Once again, if you were talking about basic data in other contexts, this could make sense. But we already know exactly how this works in practice because the EU has such a right to be forgotten and it’s a fucking disaster. It is regularly used to hide news stories. Or, by Russian oligarchs to try to silence reporters detailing the sources of their wealth.

Do Warren or Graham include exceptions for journalism or other protected speech? Of course not. That would make sense, and remember the goal of this bill is not to make sense, but to grandstand and pretend they’re “cracking down on big tech.”

Giving China the moral high-ground when it forces foreign companies to give up data to local Chinese firms.

For years, China has implemented a program by which non-Chinese companies that want to operate in China must partner with a Chinese owned company, which effectively gives China much more access to data and the ability to control and punish those foreign companies. It’s the kind of thing the US should be condemning.

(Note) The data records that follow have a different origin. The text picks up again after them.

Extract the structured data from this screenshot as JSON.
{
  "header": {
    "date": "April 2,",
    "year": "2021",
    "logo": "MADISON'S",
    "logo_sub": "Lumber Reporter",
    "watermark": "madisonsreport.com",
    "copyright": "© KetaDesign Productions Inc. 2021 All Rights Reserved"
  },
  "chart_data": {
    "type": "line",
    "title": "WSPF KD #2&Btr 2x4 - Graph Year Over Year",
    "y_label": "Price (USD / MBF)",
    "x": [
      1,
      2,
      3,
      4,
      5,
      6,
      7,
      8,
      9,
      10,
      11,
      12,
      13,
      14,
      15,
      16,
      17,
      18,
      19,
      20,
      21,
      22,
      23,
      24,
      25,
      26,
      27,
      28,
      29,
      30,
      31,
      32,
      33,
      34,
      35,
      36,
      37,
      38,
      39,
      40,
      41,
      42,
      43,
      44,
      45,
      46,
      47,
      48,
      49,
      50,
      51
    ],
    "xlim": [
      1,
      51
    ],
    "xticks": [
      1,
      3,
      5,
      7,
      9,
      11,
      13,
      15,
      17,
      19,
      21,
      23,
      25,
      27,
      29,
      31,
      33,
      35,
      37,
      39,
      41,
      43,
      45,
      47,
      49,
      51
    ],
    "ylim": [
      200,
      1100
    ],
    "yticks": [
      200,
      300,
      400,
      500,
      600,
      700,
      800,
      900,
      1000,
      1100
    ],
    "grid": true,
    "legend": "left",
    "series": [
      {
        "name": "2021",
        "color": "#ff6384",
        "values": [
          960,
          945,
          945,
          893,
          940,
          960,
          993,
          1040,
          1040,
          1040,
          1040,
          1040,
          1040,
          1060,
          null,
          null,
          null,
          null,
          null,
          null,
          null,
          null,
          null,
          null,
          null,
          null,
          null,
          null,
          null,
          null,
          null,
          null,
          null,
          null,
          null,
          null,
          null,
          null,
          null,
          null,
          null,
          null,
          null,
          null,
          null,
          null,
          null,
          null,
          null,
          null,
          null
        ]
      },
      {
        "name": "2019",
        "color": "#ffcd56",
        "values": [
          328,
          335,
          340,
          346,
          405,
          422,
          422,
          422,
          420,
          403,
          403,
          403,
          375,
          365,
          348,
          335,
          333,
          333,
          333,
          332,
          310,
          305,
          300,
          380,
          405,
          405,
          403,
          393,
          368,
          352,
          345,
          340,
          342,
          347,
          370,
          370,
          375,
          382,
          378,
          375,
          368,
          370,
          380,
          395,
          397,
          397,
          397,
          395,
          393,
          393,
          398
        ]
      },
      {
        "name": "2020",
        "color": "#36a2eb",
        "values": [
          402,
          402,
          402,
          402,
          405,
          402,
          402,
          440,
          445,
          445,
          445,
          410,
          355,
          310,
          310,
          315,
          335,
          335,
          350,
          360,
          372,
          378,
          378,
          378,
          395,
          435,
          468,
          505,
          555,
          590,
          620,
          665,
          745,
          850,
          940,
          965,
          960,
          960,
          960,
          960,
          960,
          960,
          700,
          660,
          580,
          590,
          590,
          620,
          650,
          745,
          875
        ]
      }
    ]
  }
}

Instead, Elizabeth Warren and Lindsey Graham apparently see it as an admirable idea worth copying.

The bill requires that any “dominant platform” that is operating in the US must be based in the US, or own a subsidiary in the US. It’s basically the “no foreign internet company may be successful” act. Except, of course, this will only justify such actions not just in China but everywhere else as well. Tons of countries are going to point to the US in requiring that US companies set up local subsidiaries as well, putting data and employees at much greater risk.

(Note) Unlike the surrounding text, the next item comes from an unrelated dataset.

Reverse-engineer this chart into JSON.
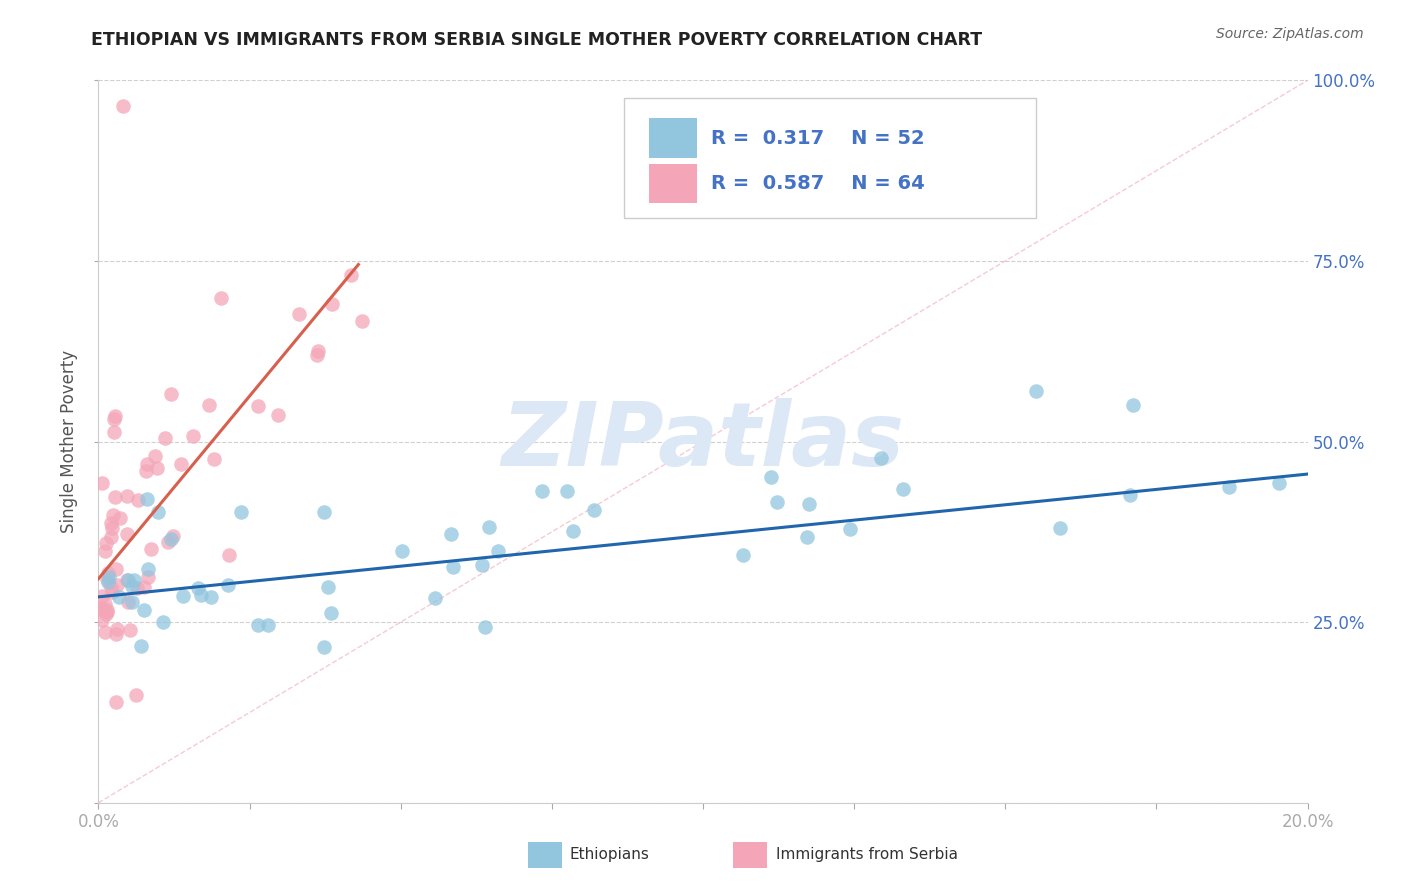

As part of this section, it also says that if more than 10% of the owners or operators of a dominant platform are “citizens of a foreign adversary” then the operator has to keep a bunch of information in the US. This is basically the “TikTok provision,” without recognizing that it will also be used to justify countries like India, Turkey, Brazil, Russia and more when they demand that US companies keep data in their countries, where the government will then demand access to it.

Please apply for your 1st Amendment license

I wish I were joking, but the bill requires designated “dominant” platforms to get a license to operate, meaning that the government can choose to suspend that license. You know, like Donald Trump threatened to do (even though this was not a thing) to TV stations that made fun of him.

That line alone should suggest why this is problematic. Requiring a special license (with the inherent threat to have that license removed) for businesses primarily engaged in speech is a massive 1st Amendment red flag. It has been allowed in broadcast businesses that use scarce spectrum solely because of the scarcity of the spectrum, where you can only have one TV or radio station operating on a certain frequency.

But, that makes no sense on the internet.

But, Warren and Graham love it. Especially because it lets the licensing authority created by this bill “rescind” or “revoke” the license if they feel that the platform has “engaged in… egregious… misconduct.” I’m sure that won’t be abused at all [insert rolling eye emoji].

If your social media platform license gets revoked, then you “shall not be treated as a corporation” and you “may not operate in the United States.”

This is… authoritarian dictator level bullshit.

Anyway, that’s just some of the many problems with the bill. Amazingly, a bunch of organizations are eagerly endorsing the bill. I’m not convinced any of them actually read it.

The Digital Consumer Protection Commission Act is endorsed by Accountable Tech, the American Economic Liberties Project, the Center for American Progress, Color of Change, Common Sense Media, the Open Markets Institute, Public Citizen, and Raven. 

I find Public Citizen’s endorsement of the bill particularly problematic, given how hard Public Citizen’s litigation group has fought to protect free speech online. The others are just disappointing, but not as surprising, as nearly all of them have gone off the deep end in believing any regulation of “big tech” must be good because “big tech is bad.”

The failure of all of these organizations to actually consider the real impact of what they’re endorsing says a lot about the leadership of all of those orgs, and none of it good.